Thankfully throughout the 1980s and 90s policy-makers realized that the policy was no longer scientifically founded – that HIV is not contagious and people living with HIV were not a threat to the general population. But the ban stood. And the longer the ban stood strong, the more harm it did by promoting an international image of people with HIV as threats, as enemies, as contagious. A ban intended to protect people outgrew it’s use and began the boomerang’s path, quite possibly exacerbating the spread of HIV by enforcing discrimination against people living with the virus.

Congress should have amended the policy long ago, but they did not see the fuller spectrum – that we could be learning more about this disease by lifting the ban; by ‘participating’ in the disease instead of trying to hide from it. We could have hosted international conferences on HIV, but America never has to date. We could have been a real leader and set an example for world governments to recognize HIV in it’s true form, not as a public health scare tactic.
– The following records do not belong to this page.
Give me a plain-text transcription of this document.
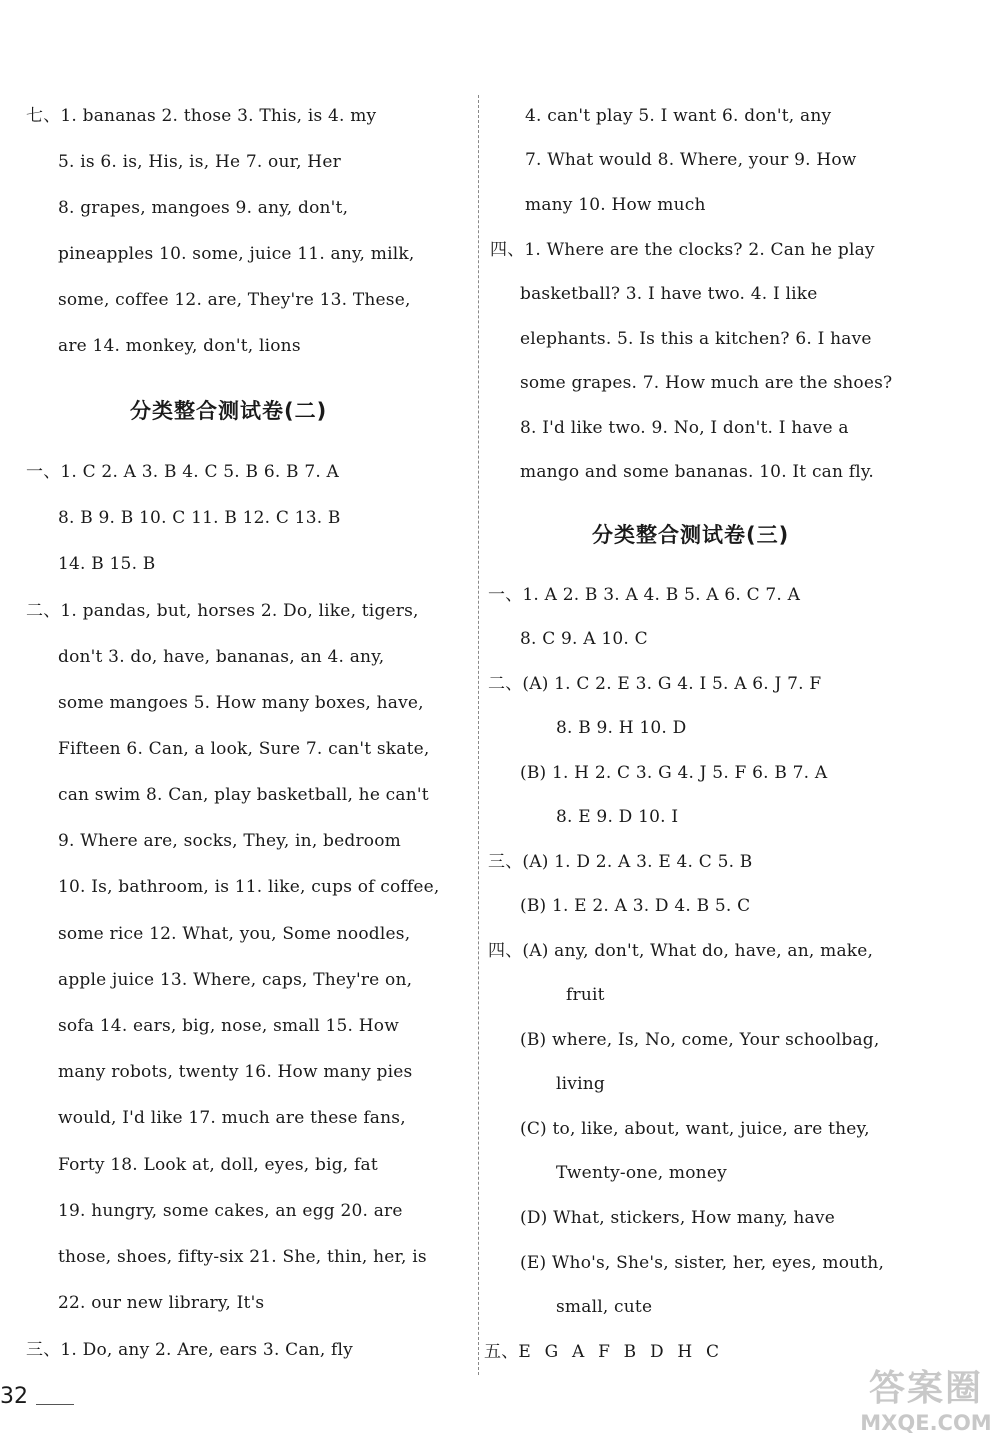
七、1. bananas 2. those 3. This, is 4. my

5. is 6. is, His, is, He 7. our, Her

8. grapes, mangoes 9. any, don't,

pineapples 10. some, juice 11. any, milk,

some, coffee 12. are, They're 13. These,

are 14. monkey, don't, lions

分类整合测试卷(二)

一、1. C 2. A 3. B 4. C 5. B 6. B 7. A

8. B 9. B 10. C 11. B 12. C 13. B

14. B 15. B

二、1. pandas, but, horses 2. Do, like, tigers,

don't 3. do, have, bananas, an 4. any,

some mangoes 5. How many boxes, have,

Fifteen 6. Can, a look, Sure 7. can't skate,

can swim 8. Can, play basketball, he can't

9. Where are, socks, They, in, bedroom

10. Is, bathroom, is 11. like, cups of coffee,

some rice 12. What, you, Some noodles,

apple juice 13. Where, caps, They're on,

sofa 14. ears, big, nose, small 15. How

many robots, twenty 16. How many pies

would, I'd like 17. much are these fans,

Forty 18. Look at, doll, eyes, big, fat

19. hungry, some cakes, an egg 20. are

those, shoes, fifty-six 21. She, thin, her, is

22. our new library, It's

三、1. Do, any 2. Are, ears 3. Can, fly

4. can't play 5. I want 6. don't, any

7. What would 8. Where, your 9. How

many 10. How much

四、1. Where are the clocks? 2. Can he play

basketball? 3. I have two. 4. I like

elephants. 5. Is this a kitchen? 6. I have

some grapes. 7. How much are the shoes?

8. I'd like two. 9. No, I don't. I have a

mango and some bananas. 10. It can fly.

分类整合测试卷(三)

一、1. A 2. B 3. A 4. B 5. A 6. C 7. A

8. C 9. A 10. C

二、(A) 1. C 2. E 3. G 4. I 5. A 6. J 7. F

8. B 9. H 10. D

(B) 1. H 2. C 3. G 4. J 5. F 6. B 7. A

8. E 9. D 10. I

三、(A) 1. D 2. A 3. E 4. C 5. B

(B) 1. E 2. A 3. D 4. B 5. C

四、(A) any, don't, What do, have, an, make,

fruit

(B) where, Is, No, come, Your schoolbag,

living

(C) to, like, about, want, juice, are they,

Twenty-one, money

(D) What, stickers, How many, have

(E) Who's, She's, sister, her, eyes, mouth,

small, cute

五、E G A F B D H C

32	答案圈
MXQE.COM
We could have played a major role in decreasing the negative effects of the AIDS pandemic, but we instead of learning as we played, we stalled.

***

In addition to reaching rural areas around Bandung to deliver basic healthcare services, I have also been working on a special project my co-workers asked me to lead in the office. Many of our clients have children who are living with HIV, and the elephant in the rumah (home) is “When do i tell my child s/he has HIV?”

Just like deciding when and how to let HIV positive people into the country, there is a trade-off. Do it now, and risk your child becoming angry, confused, and hurt. Wait until later and risk your child being exponentially hurt by the truth and the lie that was used to deliver it. I’ve been asked to help design a training program for our clients who are parents, and perhaps eventually elementary school teachers in Bandung, regarding the ‘big question’, and my first instinct is to start my research engines.

But first, I am kneeling on the office floor, showing my co-workers through some initial ideas I have prepared on my laptop. I assume a tone of authority on behalf of our small team — what we can offer in a training, ways in which we can help these parents, how we can clarify this very obvious and necessary step of explaining HIV to children. I assume we will do group brainstorming, to more fully research Indonesian culture, the local education system, the atmosphere of discrimination a child might face in this town.

As I suggest ideas, one co-worker – a single mother still finishing up her methadone treatment this year – keeps nodding her head. She pauses, her eyes imploring me to say something more. I am not sure what she seeks. Like any spontaneous Indonesian conversation, I still have to ask the other speaker to repeat, or slow-down, and here it seems I am missing something important to our intended training.

Only thirty seconds into a brief back-and-forth and a light bulb explodes in my head. Suddenly, I realize what I have missed in our meeting thus far. We are not just talking about our clients’ children. Her own 5 year-old has HIV, and she is literally asking me, in this moment, how she should tell her child he has the virus.

“I told him that he would turn into a monster if he didn’t take his supplements (read: ARVs),” she admitted with a nervous smile, and tears gathering in her eyes.

In a single moment this project transforms from professional to personal. My hand falls to pat her knee, and rather than decline a conversation in order to run to my laptop for research, we sit and talk through her feelings. Certainly I’ll research the psycho-social technicals as our project proceeds. But this moment is not rocket science.